My mum did not even flinch as I told her about the incident. She just asked one thing. “Did you do it?” to which I responded “No.”
We went back to school the next term, and my mum went to see Mrs Hamzat. I told Mrs Hamzat I did not do it, and she said I was lying. She brought the statement out, and showed my mum. I was heartbroken. I’m sure my mum was confused. Anyway, my mum paid for seven times of all the items I allegedly stole, according to the rules of the school.
The reason I feel my mum believed me is because she never punished me. My mum is one of the strictest parents Nigerian families could ever have. She would beat your life out for every sin committed, and the one you would commit in future. In this case, she never punished me, and has never mentioned the event till date. I actually think she has forgotten about the incident.
When I finished JSS3, I left the school for another school, a day school this time. I never wanted to leave, but my parents basically uprooted me, lol. Ironically, I really liked that school, and I was just about to start my senior years, which was supposed to be the fun years of boarding school.
I saw Onyinye Ilechukwu twice after then. She was a year behind me, and had also left to a day school. For two consecutive years, we met at cowbell mathematics competition, where schools picked their best 2 math students in the senior and junior categories to write the test. She represented her school, and I represented mine. On both occasions, we stayed to talk like real old friends, but I don’t know if she remembered the incident.
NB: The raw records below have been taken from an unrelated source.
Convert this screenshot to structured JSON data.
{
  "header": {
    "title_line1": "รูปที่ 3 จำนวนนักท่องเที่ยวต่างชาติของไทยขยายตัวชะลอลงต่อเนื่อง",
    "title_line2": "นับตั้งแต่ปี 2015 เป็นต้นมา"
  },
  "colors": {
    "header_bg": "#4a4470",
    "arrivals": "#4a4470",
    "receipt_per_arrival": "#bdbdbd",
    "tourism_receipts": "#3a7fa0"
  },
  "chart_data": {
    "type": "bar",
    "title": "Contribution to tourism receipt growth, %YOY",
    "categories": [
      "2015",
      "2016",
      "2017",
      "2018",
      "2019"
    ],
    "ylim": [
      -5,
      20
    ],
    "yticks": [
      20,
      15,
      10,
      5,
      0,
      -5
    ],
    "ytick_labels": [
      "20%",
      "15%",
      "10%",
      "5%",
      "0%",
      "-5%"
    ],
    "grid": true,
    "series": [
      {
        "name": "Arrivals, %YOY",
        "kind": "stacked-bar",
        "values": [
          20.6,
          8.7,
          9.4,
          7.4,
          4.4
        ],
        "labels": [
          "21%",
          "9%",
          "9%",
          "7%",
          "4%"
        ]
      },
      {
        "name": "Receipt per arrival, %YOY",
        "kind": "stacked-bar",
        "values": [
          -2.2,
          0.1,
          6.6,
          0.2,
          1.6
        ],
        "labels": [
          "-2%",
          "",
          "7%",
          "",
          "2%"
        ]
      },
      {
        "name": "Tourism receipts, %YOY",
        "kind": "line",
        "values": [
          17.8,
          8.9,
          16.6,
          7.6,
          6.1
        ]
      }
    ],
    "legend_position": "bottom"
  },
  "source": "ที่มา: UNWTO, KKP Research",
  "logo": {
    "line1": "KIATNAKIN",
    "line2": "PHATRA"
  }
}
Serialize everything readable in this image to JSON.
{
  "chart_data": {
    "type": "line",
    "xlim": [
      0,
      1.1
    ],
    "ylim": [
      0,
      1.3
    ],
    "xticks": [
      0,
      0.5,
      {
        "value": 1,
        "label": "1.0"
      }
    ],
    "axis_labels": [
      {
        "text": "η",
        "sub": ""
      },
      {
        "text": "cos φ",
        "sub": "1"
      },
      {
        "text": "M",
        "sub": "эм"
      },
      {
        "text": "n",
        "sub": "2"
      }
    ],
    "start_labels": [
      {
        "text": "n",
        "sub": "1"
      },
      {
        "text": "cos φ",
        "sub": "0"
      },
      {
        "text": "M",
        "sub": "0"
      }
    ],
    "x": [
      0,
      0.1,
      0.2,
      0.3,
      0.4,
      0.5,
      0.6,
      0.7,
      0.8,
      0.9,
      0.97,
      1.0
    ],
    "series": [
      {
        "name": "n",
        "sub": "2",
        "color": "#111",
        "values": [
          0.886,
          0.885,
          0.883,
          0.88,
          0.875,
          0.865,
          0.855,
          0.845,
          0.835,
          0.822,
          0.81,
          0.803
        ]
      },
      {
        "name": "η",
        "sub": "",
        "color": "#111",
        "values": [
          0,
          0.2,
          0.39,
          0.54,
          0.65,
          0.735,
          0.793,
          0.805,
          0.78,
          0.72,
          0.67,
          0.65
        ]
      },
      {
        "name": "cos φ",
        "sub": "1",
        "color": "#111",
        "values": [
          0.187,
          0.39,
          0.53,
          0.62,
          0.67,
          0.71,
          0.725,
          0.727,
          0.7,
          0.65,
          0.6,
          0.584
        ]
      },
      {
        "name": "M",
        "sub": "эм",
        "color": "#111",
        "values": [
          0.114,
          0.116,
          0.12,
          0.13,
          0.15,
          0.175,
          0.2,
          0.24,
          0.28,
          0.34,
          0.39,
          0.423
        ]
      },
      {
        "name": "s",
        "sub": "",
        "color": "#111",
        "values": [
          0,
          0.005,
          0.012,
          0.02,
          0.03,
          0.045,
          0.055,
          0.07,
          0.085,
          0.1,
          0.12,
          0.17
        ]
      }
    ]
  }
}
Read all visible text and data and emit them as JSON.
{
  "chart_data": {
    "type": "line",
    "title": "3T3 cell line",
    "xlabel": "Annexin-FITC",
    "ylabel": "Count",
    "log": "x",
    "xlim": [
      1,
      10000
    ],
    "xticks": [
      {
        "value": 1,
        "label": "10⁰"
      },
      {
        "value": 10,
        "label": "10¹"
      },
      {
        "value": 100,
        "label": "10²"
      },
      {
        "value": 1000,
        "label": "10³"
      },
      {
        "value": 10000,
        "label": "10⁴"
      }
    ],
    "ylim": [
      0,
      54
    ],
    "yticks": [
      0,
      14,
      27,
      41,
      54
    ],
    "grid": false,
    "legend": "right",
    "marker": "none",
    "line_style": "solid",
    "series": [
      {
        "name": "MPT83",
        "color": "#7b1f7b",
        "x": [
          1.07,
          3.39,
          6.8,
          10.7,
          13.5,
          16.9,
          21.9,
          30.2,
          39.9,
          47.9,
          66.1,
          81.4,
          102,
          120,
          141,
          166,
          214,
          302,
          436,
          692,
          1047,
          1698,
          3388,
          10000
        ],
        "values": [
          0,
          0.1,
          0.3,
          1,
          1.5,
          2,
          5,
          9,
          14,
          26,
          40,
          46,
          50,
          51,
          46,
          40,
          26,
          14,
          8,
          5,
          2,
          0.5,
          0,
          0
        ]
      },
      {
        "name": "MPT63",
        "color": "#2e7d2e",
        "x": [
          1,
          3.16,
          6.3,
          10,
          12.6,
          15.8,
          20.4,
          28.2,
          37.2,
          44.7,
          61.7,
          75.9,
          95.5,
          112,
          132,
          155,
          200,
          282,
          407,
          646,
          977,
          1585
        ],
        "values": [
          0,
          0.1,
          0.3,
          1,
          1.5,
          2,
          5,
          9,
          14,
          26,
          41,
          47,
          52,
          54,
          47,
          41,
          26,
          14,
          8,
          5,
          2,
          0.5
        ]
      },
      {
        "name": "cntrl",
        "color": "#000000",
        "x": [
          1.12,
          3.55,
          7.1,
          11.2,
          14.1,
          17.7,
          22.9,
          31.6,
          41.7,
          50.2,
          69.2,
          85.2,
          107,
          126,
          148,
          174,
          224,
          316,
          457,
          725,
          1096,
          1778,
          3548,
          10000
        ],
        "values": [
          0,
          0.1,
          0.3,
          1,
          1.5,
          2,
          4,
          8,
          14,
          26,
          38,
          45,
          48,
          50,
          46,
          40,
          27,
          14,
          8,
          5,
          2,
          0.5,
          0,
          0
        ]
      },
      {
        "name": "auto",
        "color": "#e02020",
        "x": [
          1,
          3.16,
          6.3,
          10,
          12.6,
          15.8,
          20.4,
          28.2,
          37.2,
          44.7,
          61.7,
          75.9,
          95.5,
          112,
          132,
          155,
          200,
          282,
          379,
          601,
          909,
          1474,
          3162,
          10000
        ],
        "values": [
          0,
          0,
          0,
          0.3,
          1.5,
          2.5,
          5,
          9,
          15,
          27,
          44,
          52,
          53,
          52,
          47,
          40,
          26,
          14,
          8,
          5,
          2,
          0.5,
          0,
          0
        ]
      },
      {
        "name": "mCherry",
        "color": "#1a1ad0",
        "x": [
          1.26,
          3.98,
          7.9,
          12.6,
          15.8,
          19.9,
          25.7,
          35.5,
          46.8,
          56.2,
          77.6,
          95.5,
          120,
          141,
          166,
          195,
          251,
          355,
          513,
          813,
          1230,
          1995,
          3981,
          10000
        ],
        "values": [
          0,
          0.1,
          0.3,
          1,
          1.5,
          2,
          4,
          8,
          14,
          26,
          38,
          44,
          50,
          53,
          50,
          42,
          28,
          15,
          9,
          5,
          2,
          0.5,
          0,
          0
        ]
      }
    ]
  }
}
Sometime in SSS3, when my mum was out of the country, after school, I took a bus all the way to Lagos State Model College Badore. This time, I was 14 years old, and I had one goal in mind. I looked for Mrs Hamzat, and asked her if she remembered the incident over three years ago. She seemed to remember a bit. Then I started.
“Excuse me ma, I did not steal those items. Senior Kofo Allison forced me to write that statement.”
This time, she was more receptive to me, maybe because I had come a long way to clear my name. She said I should not worry, that it was not a problem.
I asked her to find my statement and tear it up because I don’t want someone coming out in future to publicly declare me a thief because of a crime I did not commit. She said all the records and statements of student crimes had been destroyed, so I shouldn’t bother my head. She asked me to put it all behind, and live my life. She seemed earnest enough, so I believed her, and thanked her.
Even as at then, I knew that in future, I would become well-known in some circles, and I didn’t want this kind of thing coming to stain me.
The sad part is that since I was publicly disgraced in front of all the girls (it was not a small school) there are some people with sharp memories like mine, who would forever remember, statement or no statement.
If in future, any one should come with some false allegations against me, then I would willingly direct them to this post where I stated that…
“My name is Atilola Moronfolu, and I am not a thief!”